Gli antenati di questi erano gatti selvatici che qualcuno chiama africani e qualcun altro del Vicino oriente. La confusione nasce dal fatto che le varie specie e sottospecie di gatti selvatici in certa misura si incrociarono tutte. Questa libertà nell’accoppiamento è continuata fino ai nostri giorni. Solo negli ultimi duecento anni gli esseri umani hanno cominciato a fare allevamenti selettivi, di solito per riprodurre certi aspetti particolari, non per scopi pratici. Ma la maggior parte dei gatti si accoppia a suo piacimento, a differenza dei cani, che per secoli sono stati allevati selettivamente per scopi che vanno dalla caccia alla possibilità di portarli in una borsetta. A differenza dei cani, la maggior parte dei gatti esce ancora di casa e ha comportamenti naturali come andare a caccia. I gatti hanno un controllo notevole sulla loro routine quotidiana rispetto ad altri animali domestici. “Per questo diciamo che sono semiaddomesticati”, afferma Lyons. “Se li liberassimo, probabilmente se la caverebbero abbastanza bene, dando la caccia a uccelli, topi, ratti e lucertole”. Non hanno bisogno di essere in sintonia con gli umani.

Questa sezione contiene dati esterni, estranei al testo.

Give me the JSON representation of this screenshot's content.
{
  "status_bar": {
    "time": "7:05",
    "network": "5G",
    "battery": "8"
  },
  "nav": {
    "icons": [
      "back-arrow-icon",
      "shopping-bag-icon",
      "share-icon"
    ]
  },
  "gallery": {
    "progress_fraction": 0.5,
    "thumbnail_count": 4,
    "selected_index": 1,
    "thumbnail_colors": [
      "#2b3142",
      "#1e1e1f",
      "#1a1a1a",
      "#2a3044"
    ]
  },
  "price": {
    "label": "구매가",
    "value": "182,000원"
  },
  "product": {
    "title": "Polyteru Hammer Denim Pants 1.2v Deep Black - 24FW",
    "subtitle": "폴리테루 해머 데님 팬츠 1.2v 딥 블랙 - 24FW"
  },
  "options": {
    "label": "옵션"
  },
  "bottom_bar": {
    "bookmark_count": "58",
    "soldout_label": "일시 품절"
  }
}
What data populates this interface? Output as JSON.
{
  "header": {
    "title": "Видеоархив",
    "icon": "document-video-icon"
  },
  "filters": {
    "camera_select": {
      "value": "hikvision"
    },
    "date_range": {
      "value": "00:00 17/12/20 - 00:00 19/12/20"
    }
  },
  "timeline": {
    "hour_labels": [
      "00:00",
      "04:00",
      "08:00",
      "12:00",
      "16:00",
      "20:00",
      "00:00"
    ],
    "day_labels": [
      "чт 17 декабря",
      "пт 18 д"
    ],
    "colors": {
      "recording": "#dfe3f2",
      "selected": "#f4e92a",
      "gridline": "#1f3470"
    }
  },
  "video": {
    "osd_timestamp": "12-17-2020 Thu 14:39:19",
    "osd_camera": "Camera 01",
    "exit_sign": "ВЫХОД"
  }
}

Nonostante questo non resistiamo alla tentazione di antropomorfizzarli. Vi siete mai chiesti se siete i soli a parlare con il gatto con la stessa vocina acuta e gioiosa che usate per rivolgervi ai bambini piccoli? I padroni di cani parlano così con i loro animali domestici. In uno studio pubblicato nel 2022 Charlotte de Mouzon, dell’università di Parigi Nanterre, e i suoi colleghi hanno dimostrato che anche i proprietari di gatti lo fanno: “Abbiamo registrato gli esseri umani che parlavano con i loro gatti e lo facevano tutti”.

Akimasa Harada, Getty

Il legame con i gatti è un’illusione? Forse no. Uno studio approfondito del loro comportamento rivela che sono più in sintonia con noi di quanto pensiamo, e non solo per interesse. “Ci sono molti stereotipi a proposito del comportamento dei gatti”, afferma Kristyn Vitale dello Unity college nel Maine, negli Stati Uniti. “Ma molte ipotesi non sono confermate dalla scienza”. I gatti, per esempio, sanno quando stiamo parlando con loro. In uno studio dell’ottobre 2022 de Mouzon e i suoi colleghi hanno registrato i proprietari che parlavano ai gatti con una vocina acuta e poi in tono normale. Poi hanno registrato degli estranei che dicevano le stesse cose. Quando i gatti sentivano parlare i loro padroni, cambiavano comportamento: si guardavano intorno, si fermavano o muovevano le orecchie e la coda. Non reagivano nello stesso modo quando a parlare erano degli estranei. “Non considerano uguali tutti gli esseri umani”, dice de Mouzon. “Provano una sensazione speciale quando il padrone si rivolge a loro”.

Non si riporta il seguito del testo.